La position des groupes
Les votes des députés et des groupes
Exposé des motifs de l'amendement
L'objectif d'un amendement est de modifier ou d'ajouter une mesure d'un projet ou d'une proposition de loi. Le ou les députés qui rédigent l'amendement écrivent également un exposé des motifs.
Par cet amendement, les députés de La France insoumise rappellent que l’eau est un bien commun vital dont la disponibilité est déjà sous tension structurelle.
En France, les eaux souterraines représentent environ 66 % de l’eau potable distribuée et plus de 60 % des prélèvements destinés à l’alimentation en eau potable, selon les données du Bureau de recherches géologiques et minières (BRGM).
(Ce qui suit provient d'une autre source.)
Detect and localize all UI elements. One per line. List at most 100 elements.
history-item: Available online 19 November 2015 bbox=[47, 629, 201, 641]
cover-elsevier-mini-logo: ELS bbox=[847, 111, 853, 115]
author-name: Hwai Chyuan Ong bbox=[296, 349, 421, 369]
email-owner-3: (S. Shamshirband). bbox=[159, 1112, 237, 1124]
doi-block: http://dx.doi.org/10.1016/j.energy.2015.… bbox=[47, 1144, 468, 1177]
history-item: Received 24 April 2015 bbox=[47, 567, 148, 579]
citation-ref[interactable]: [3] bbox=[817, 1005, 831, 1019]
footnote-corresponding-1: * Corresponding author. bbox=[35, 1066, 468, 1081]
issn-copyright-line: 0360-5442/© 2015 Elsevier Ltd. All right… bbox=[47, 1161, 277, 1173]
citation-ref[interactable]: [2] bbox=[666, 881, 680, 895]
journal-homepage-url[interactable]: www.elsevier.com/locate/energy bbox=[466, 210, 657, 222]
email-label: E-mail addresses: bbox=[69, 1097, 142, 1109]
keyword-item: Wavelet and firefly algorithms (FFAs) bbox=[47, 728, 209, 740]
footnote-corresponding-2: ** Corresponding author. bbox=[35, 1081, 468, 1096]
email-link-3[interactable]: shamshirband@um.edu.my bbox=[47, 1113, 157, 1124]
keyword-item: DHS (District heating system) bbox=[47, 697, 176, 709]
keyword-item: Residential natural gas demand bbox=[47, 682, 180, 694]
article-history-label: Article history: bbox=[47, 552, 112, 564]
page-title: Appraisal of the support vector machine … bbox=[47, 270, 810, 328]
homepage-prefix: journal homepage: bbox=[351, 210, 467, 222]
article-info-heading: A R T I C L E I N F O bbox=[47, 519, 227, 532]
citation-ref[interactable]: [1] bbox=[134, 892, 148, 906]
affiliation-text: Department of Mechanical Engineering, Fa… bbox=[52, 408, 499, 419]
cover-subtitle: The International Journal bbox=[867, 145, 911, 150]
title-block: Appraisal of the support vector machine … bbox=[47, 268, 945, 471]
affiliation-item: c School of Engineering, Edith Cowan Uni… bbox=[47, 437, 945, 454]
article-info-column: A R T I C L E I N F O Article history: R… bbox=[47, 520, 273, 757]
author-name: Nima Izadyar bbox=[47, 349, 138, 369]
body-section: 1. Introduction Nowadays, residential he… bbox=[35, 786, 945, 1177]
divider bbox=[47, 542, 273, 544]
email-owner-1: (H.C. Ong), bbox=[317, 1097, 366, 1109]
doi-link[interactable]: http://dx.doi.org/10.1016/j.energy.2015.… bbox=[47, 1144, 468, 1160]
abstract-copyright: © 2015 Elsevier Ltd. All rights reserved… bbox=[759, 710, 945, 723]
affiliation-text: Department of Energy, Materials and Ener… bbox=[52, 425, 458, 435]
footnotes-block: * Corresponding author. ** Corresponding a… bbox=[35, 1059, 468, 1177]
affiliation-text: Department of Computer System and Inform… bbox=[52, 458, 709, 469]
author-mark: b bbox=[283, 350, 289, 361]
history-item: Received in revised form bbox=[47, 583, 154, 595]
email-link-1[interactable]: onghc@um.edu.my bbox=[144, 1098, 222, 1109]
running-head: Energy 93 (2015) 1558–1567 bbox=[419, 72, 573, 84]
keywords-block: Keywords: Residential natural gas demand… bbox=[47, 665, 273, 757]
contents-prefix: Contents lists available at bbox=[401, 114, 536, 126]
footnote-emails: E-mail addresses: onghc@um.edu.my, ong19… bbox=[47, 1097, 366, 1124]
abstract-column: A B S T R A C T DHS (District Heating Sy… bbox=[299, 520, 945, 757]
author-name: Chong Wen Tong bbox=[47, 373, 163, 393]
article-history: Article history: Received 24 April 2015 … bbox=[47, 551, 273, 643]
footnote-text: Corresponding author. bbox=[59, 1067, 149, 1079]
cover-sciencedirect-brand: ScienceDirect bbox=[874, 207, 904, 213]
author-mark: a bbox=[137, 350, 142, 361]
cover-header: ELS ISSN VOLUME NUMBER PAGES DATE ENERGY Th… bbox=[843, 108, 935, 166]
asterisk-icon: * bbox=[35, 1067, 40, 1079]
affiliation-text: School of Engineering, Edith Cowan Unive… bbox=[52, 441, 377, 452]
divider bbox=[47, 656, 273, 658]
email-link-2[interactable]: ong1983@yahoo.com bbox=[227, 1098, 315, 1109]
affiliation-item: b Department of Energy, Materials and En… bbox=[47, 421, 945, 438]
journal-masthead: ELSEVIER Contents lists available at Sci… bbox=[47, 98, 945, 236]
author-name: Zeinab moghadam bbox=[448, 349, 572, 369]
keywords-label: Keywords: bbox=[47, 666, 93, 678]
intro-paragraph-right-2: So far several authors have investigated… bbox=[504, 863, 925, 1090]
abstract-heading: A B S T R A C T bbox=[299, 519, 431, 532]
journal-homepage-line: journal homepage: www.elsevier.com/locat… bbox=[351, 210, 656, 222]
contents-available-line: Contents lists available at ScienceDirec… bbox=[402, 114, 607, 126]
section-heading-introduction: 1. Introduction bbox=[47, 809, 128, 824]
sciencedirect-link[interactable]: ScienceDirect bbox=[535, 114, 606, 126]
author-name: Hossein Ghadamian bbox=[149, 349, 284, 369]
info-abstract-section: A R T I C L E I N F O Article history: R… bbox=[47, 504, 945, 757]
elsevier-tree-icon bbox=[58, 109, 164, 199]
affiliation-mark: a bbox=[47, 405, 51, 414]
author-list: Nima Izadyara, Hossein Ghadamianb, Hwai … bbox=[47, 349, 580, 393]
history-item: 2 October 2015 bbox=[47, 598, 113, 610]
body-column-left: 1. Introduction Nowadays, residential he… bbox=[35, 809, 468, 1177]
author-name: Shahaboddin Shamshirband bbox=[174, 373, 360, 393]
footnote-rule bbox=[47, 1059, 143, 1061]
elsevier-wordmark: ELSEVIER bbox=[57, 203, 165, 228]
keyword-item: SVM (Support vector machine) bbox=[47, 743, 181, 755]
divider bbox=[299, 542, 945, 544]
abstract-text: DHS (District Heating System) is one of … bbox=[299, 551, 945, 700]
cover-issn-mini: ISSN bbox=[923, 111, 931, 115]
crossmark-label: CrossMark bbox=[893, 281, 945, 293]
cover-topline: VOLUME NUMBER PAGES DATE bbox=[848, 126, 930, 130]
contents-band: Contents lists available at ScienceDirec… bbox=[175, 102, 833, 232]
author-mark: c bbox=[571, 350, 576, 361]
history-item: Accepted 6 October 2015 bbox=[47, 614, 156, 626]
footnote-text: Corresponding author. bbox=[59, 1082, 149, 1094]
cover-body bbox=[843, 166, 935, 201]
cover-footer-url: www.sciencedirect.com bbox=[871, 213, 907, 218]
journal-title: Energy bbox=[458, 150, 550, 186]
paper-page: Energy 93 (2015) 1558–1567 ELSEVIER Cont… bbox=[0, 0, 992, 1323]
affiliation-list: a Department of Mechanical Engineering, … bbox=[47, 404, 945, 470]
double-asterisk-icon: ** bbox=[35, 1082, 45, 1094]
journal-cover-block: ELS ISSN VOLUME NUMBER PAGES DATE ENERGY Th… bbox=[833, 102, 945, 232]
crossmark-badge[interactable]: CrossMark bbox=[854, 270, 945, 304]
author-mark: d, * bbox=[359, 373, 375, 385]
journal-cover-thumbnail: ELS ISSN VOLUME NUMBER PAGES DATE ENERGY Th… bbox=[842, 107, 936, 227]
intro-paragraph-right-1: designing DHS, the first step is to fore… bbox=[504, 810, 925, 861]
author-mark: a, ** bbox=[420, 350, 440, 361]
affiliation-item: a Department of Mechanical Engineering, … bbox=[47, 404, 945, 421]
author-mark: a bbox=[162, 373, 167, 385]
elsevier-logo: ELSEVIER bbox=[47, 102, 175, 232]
Elles constituent donc une ressource essentielle à la satisfaction des besoins fondamentaux des populations.
Les volumes prélevés dans les nappes sont également considérables. Environ 5 à 6 milliards de m³ d’eau par an sont extraits des aquifères en France hexagonale, d’après le BRGM, ce qui en fait une composante majeure du cycle de l’eau exploité. Cette pression est d’autant plus critique que les nappes se rechargent principalement en période hivernale et demeurent très sensibles aux épisodes de sécheresse.
Dans les territoires de montagne, cette vulnérabilité est encore accentuée. Les zones de relief reposent souvent sur des nappes de petite taille et fortement dépendantes des précipitations et de l’enneigement. Or, selon les travaux de synthèse du BRGM et les observations climatologiques dans les massifs alpins, la durée d’enneigement a diminué d’environ 25 à 30 % depuis le début des années 1970, réduisant d’autant la recharge naturelle des aquifères et fragilisant les équilibres hydrologiques locaux.
Par ailleurs, la situation des nappes devient de plus en plus instable. D’après le BRGM, en début d’année 2026, seule une partie des nappes françaises se trouvait en hausse, avec une forte hétérogénéité territoriale et des situations de baisse marquée dans plusieurs bassins et zones de relief. Cette variabilité traduit une ressource de plus en plus dépendante des aléas climatiques et donc structurellement plus fragile dans les territoires montagneux.
Enfin, les épisodes récents de sécheresse illustrent cette tendance de fond. Selon les analyses publiées par la presse nationale à partir des données hydrologiques publiques, certains territoires de montagne méditerranéenne ont connu des déficits de précipitations allant jusqu’à -60 % à -70 % sur des périodes récentes, entraînant des niveaux de nappes historiquement bas et des tensions fortes sur les usages de l’eau.
Dans ce contexte, il apparaît indispensable de garantir une gestion de l’eau fondée sur l’intérêt général, la sobriété et la protection stricte des nappes, en organisant une hiérarchie claire des usages et en mettant fin aux logiques de surexploitation des eaux souterraines.